LegalWeek has released their annual “UK Top 50” ranking and it paints a rosy picture of strong revenue and profit growth in the teeth of global economic headwinds.  Specifically:

  • Total revenue of the Top 50 hit £12.96-billion (US$20.25-billion)
  • This was a 5.6% increase over the prior year;
  • While total profits grew 7.7% and PEP by 4.2% to £587,000 (US$918,000), just shy of 2008’s all-time high of £616,000 (US$964,000)

But under these headline numbers, I perceive a much more schizophrenic picture; this is a situation, in other words, where averages can be quite misleading.

To begin with, much of the revenue growth came from mergers, including four of the fastest-growing firms by revenue (DLA Piper and Clyde & Co among them).

For the third year in a row, the Magic Circle underperformed the Top 50 trend line, averaging revenue growth of 2.1% and PEP growth of 1.6%. The story was similar for the next 10 largest UK firms, with revenue growth averaging 3.2% and PEP 7.1%.

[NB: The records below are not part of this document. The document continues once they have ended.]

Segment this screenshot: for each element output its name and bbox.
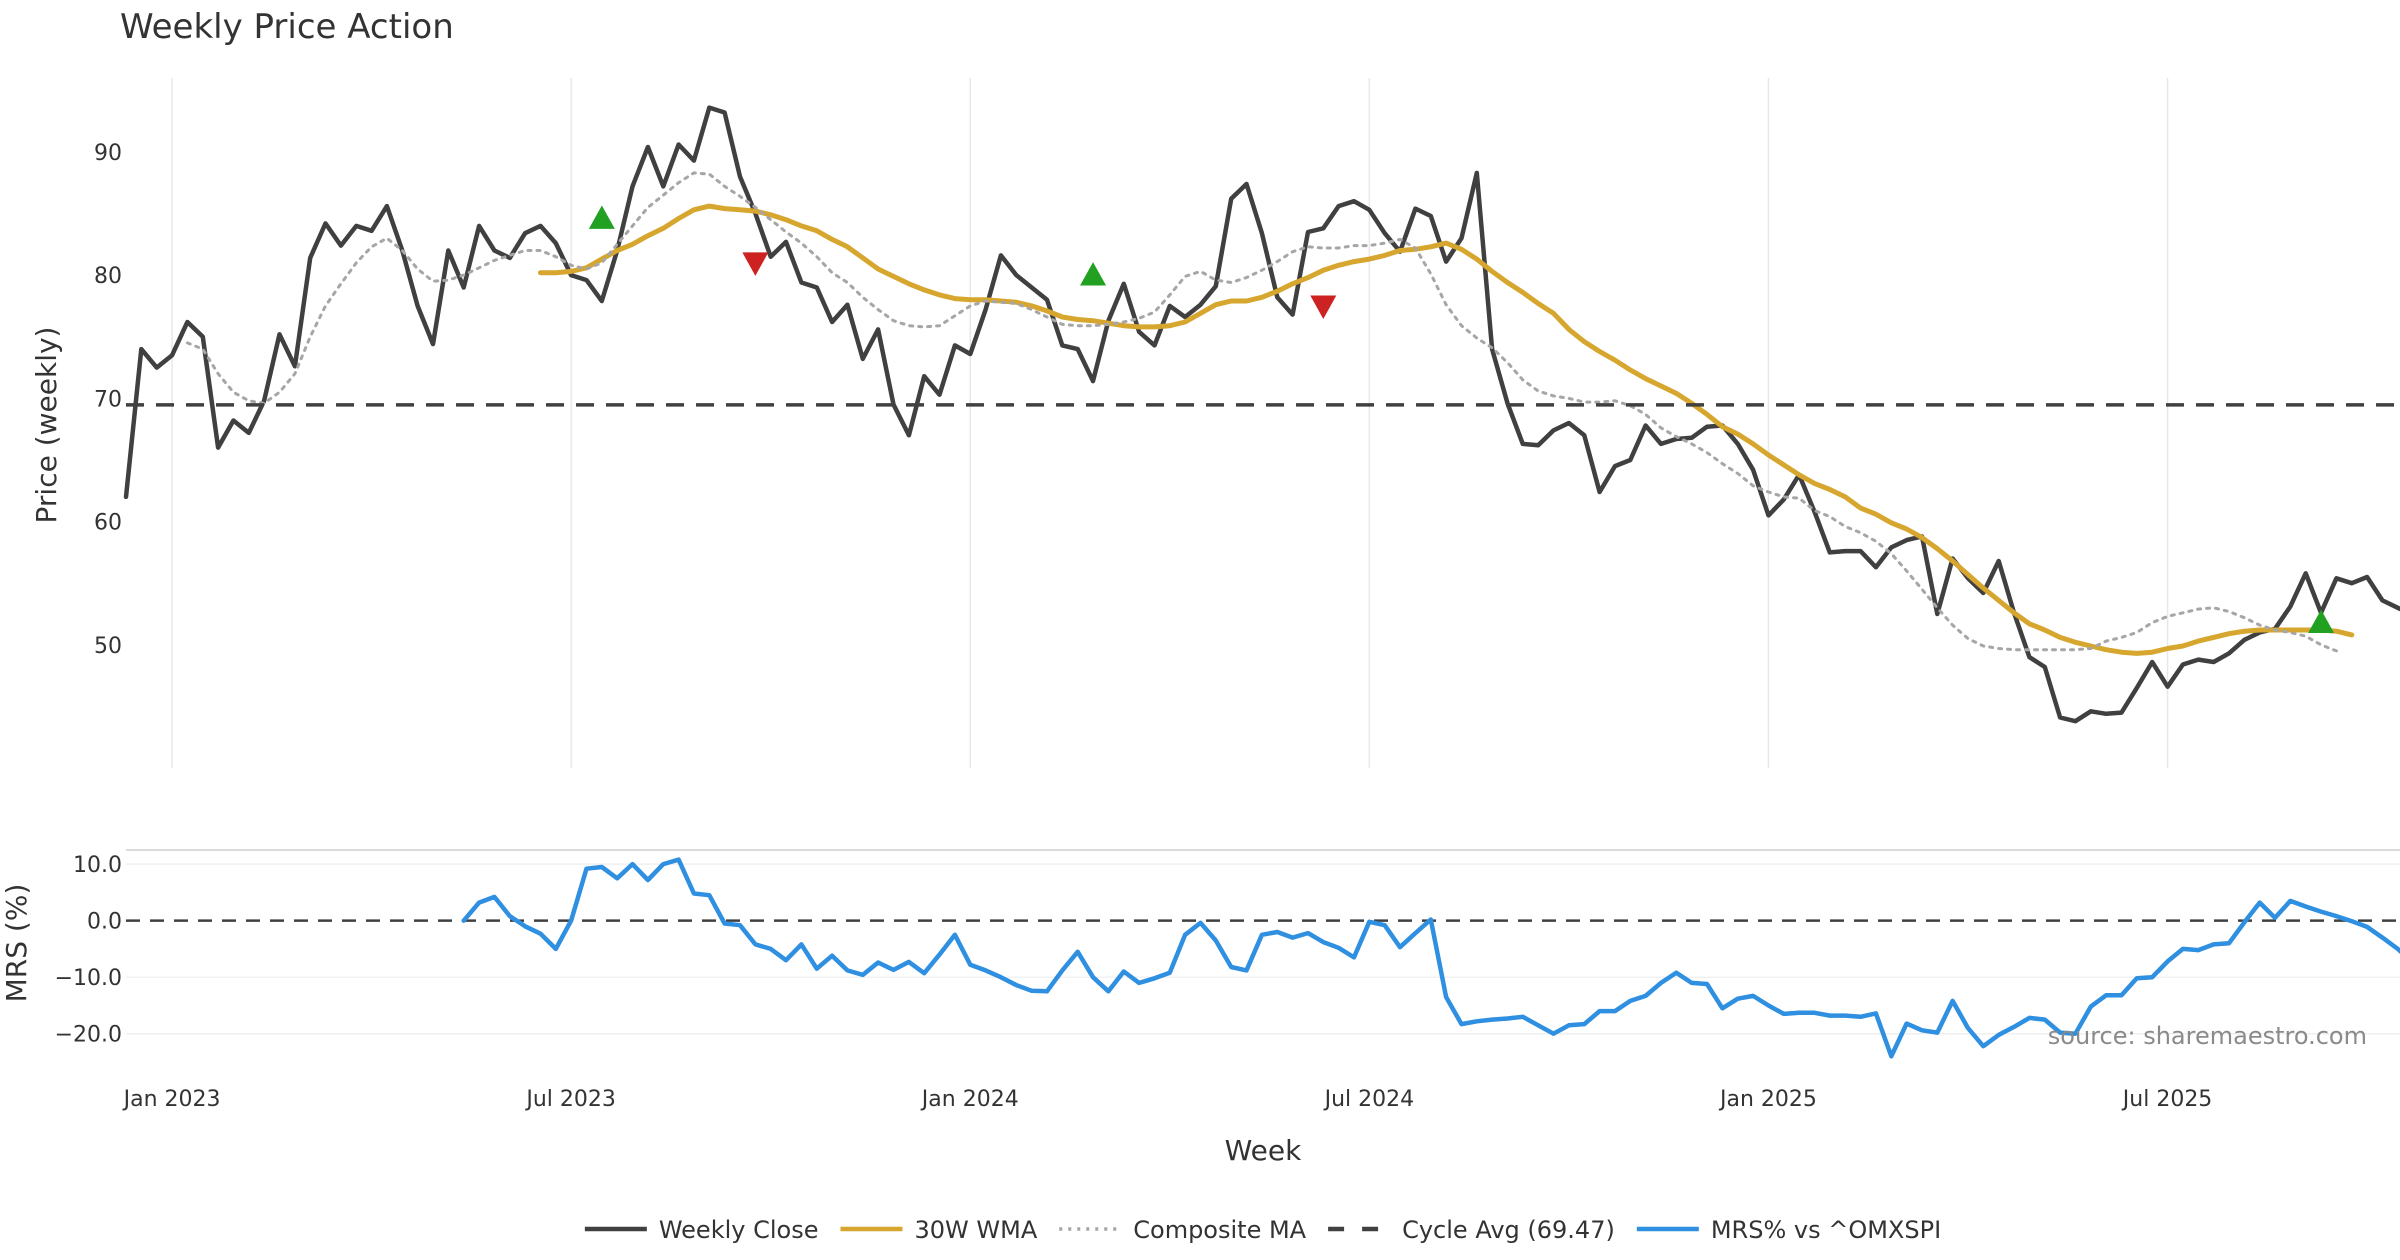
chart-title: Weekly Price Action <box>120 7 454 47</box>
legend-label: MRS% vs ^OMXSPI <box>1711 1216 1941 1244</box>
price-gridlines <box>171 78 2169 768</box>
mrs-y-tick-label: −20.0 <box>55 1023 122 1048</box>
sell-signal-marker <box>742 252 769 276</box>
price-y-axis: 50 60 70 80 90 <box>94 141 122 659</box>
source-note: source: sharemaestro.com <box>2048 1022 2367 1050</box>
mrs-y-tick-label: −10.0 <box>55 966 122 991</box>
price-y-tick-label: 50 <box>94 634 122 659</box>
price-y-tick-label: 80 <box>94 264 122 289</box>
x-tick-label: Jul 2025 <box>2121 1087 2213 1112</box>
mrs-y-tick-label: 0.0 <box>87 910 122 935</box>
legend-label: Weekly Close <box>659 1216 819 1244</box>
x-tick-label: Jul 2023 <box>524 1087 616 1112</box>
x-axis-title: Week <box>1225 1134 1302 1167</box>
mrs-gridlines <box>126 863 2400 1035</box>
legend-label: Composite MA <box>1133 1216 1306 1244</box>
series-line-weekly-close <box>123 105 2400 724</box>
series-line-composite-ma <box>185 171 2338 653</box>
mrs-series-group <box>126 857 2400 1059</box>
series-line-30w-wma <box>538 203 2355 656</box>
series-line-mrs <box>461 857 2400 1059</box>
price-y-tick-label: 70 <box>94 387 122 412</box>
x-tick-label: Jan 2024 <box>920 1087 1019 1112</box>
price-y-tick-label: 60 <box>94 511 122 536</box>
buy-signal-marker <box>1080 262 1107 286</box>
signal-markers <box>588 205 2335 634</box>
buy-signal-marker <box>588 205 615 229</box>
sell-signal-marker <box>1310 295 1337 319</box>
price-y-axis-title: Price (weekly) <box>30 327 63 524</box>
buy-signal-marker <box>2308 609 2335 634</box>
mrs-y-axis: 10.0 0.0 −10.0 −20.0 <box>55 853 122 1048</box>
legend-label: Cycle Avg (69.47) <box>1402 1216 1615 1244</box>
mrs-y-axis-title: MRS (%) <box>0 884 33 1003</box>
x-tick-label: Jan 2023 <box>122 1087 221 1112</box>
price-y-tick-label: 90 <box>94 141 122 166</box>
legend: Weekly Close 30W WMA Composite MA Cycle Avg… <box>584 1216 1941 1244</box>
price-series-group <box>123 105 2400 724</box>
x-tick-label: Jan 2025 <box>1718 1087 1817 1112</box>
mrs-y-tick-label: 10.0 <box>73 853 122 878</box>
x-axis: Jan 2023 Jul 2023 Jan 2024 Jul 2024 Jan 2025… <box>122 1087 2213 1112</box>
x-tick-label: Jul 2024 <box>1323 1087 1415 1112</box>
legend-label: 30W WMA <box>914 1216 1037 1244</box>
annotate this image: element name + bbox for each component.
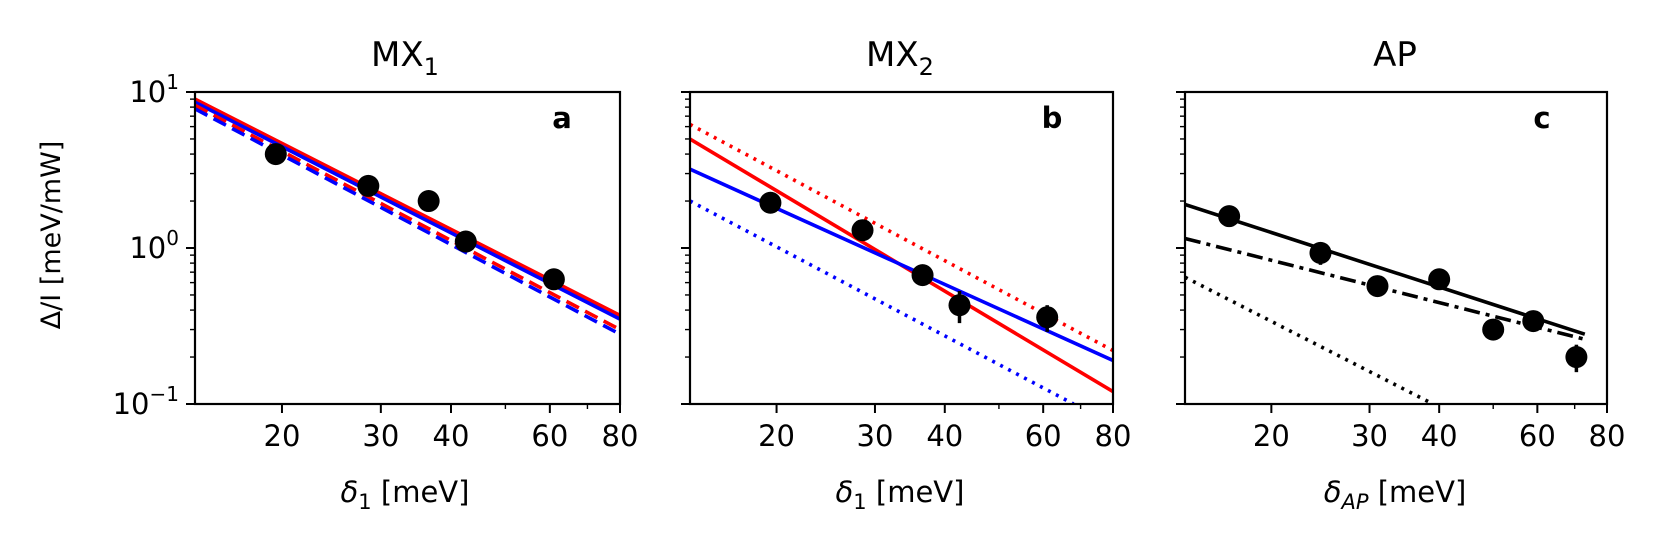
panel-c: AP c δAP [meV] 20 30 40 60 80 — [1176, 35, 1625, 514]
panel-c-xtick-label: 30 — [1351, 419, 1388, 453]
panel-b-frame — [688, 90, 1115, 406]
panel-a-xtick-label: 60 — [531, 419, 568, 453]
panel-a-series-2 — [195, 103, 620, 332]
panel-c-data-point-4 — [1482, 318, 1505, 341]
panel-c-data-point-1 — [1309, 241, 1332, 264]
panel-a-xtick-label: 20 — [264, 419, 301, 453]
panel-c-plot-area — [1185, 202, 1588, 404]
panel-c-xlabel: δAP [meV] — [1324, 475, 1467, 514]
panel-b-title-sub: 2 — [919, 53, 934, 81]
panel-c-title-main: AP — [1373, 35, 1417, 75]
panel-a-data-point-1 — [357, 174, 380, 197]
panel-c-data-point-5 — [1522, 310, 1545, 333]
panel-c-xlabel-main: δ — [1324, 475, 1342, 509]
ytick-label-base: 10 — [113, 387, 150, 421]
panel-c-frame — [1183, 90, 1609, 406]
ytick-label-exponent: −1 — [150, 382, 179, 406]
panel-b-plot-area — [690, 122, 1113, 404]
ytick-label-base: 10 — [129, 231, 166, 265]
panel-b-title-main: MX — [866, 35, 919, 75]
panel-a-data-point-2 — [417, 190, 440, 213]
panel-c-title: AP — [1373, 35, 1417, 75]
ytick-label-exponent: 0 — [166, 226, 179, 250]
panel-a-xlabel: δ1 [meV] — [341, 475, 470, 514]
panel-b-data-point-1 — [851, 219, 874, 242]
panel-b-xlabel-unit: [meV] — [867, 475, 965, 509]
panel-a-title: MX1 — [371, 35, 439, 81]
panel-a-title-main: MX — [371, 35, 424, 75]
panel-c-xlabel-unit: [meV] — [1369, 475, 1467, 509]
panel-b-id: b — [1042, 101, 1063, 135]
panel-b-series-3 — [690, 199, 1075, 404]
panel-c-series-0 — [1185, 202, 1586, 336]
panel-b-xtick-label: 80 — [1095, 419, 1132, 453]
panel-b-xtick-label: 40 — [926, 419, 963, 453]
panel-a-xtick-label: 30 — [362, 419, 399, 453]
panel-a-ytick-label: 100 — [129, 226, 179, 265]
panel-c-data-point-6 — [1565, 346, 1588, 369]
panel-a-xlabel-unit: [meV] — [372, 475, 470, 509]
panel-a-plot-area — [195, 97, 620, 336]
panel-b-data-point-4 — [1036, 306, 1059, 329]
panel-c-series-2 — [1185, 275, 1434, 404]
panel-a-id: a — [552, 101, 572, 135]
panel-c-id: c — [1533, 101, 1550, 135]
panel-a-series-3 — [195, 107, 620, 336]
ytick-label-base: 10 — [129, 75, 166, 109]
panel-b-title: MX2 — [866, 35, 934, 81]
panel-c-xtick-label: 60 — [1519, 419, 1556, 453]
panel-c-data-point-2 — [1366, 275, 1389, 298]
panel-b-xlabel-sub: 1 — [853, 490, 866, 514]
panel-b-xlabel-main: δ — [836, 475, 854, 509]
panel-b-xtick-label: 30 — [857, 419, 894, 453]
panel-a-data-point-3 — [454, 230, 477, 253]
y-axis-label: Δ/I [meV/mW] — [36, 141, 67, 330]
panel-b-xtick-label: 60 — [1025, 419, 1062, 453]
panel-a-xtick-label: 40 — [433, 419, 470, 453]
panel-a-data-point-4 — [542, 268, 565, 291]
panel-b-data-point-3 — [948, 294, 971, 317]
panel-a-ytick-label: 101 — [129, 70, 179, 109]
panel-a-ytick-label: 10−1 — [113, 382, 179, 421]
panel-c-xtick-label: 80 — [1589, 419, 1626, 453]
panel-a-xlabel-sub: 1 — [358, 490, 371, 514]
panel-b-xtick-label: 20 — [758, 419, 795, 453]
panel-b-data-point-2 — [911, 264, 934, 287]
panel-a-title-sub: 1 — [424, 53, 439, 81]
ytick-label-exponent: 1 — [166, 70, 179, 94]
panel-a-xtick-label: 80 — [602, 419, 639, 453]
panel-a-xlabel-main: δ — [341, 475, 359, 509]
panel-b-data-point-0 — [759, 191, 782, 214]
panel-c-xtick-label: 40 — [1421, 419, 1458, 453]
panel-c-data-point-0 — [1218, 205, 1241, 228]
panel-b-xlabel: δ1 [meV] — [836, 475, 965, 514]
panel-c-xtick-label: 20 — [1253, 419, 1290, 453]
panel-c-xlabel-sub: AP — [1339, 490, 1368, 514]
panel-c-data-point-3 — [1428, 268, 1451, 291]
panel-a-data-point-0 — [264, 143, 287, 166]
panel-b: MX2 b δ1 [meV] 20 30 40 60 80 — [681, 35, 1131, 514]
panel-b-series-2 — [690, 167, 1113, 363]
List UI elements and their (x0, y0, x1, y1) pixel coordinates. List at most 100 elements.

The always perspicacious Alex Novarese seems to hold a view similar to mine, calling the state of the industry “oxymoronic,” and pointing out that 16 of the Top 50 saw PEP actually drop (six falling more than 10% on that measure), while six at the opposite end of the distribution grew PEP more than 20%.

I read it this way: Increasingly since the Great Reset, both managing partners and industry observers seem to have polarized into two groups.  One, whose numbers seem continually diminishing, hoping we’re on the bring of a return to the ruddy glow of careless health and that not even a eurozone engaging in roving firefights can threaten the industry’s continued economic ascension, and another group seeing a once in a Century threat to our most fundamental business assumptions—or at the very least a requirement to entertain some largeish strategic bets.

I think both might yet prove to be right, it just depends on the individual firm you’re talking about.

Want evidence?

Here’s my scatterplot of the UK Top 50 mapping percentage change in revenue vs percentage change in profits:

Click to enlarge (opens in new window)

I submit there’s no way to read this other than to conclude it displays an industry with winners, losers, and muddling-through’ers, but no tightly packed consensus performance by the “average” player.

One way it cannot be read, I believe, is to think it reflects a distribution where autopilot, “do no harm” management is a successful or even a responsible approach.

Are we a hitherto highly-profitable industry with fiercely intelligent people by and large at the top? Yes, which is promising. Have we ever had to go about, or had an iota of training in how to begin, changing strategies root and branch? No, which is perilous.

So promise or peril? Where are we?

See above: Both may be right. But it depends who you’re looking at.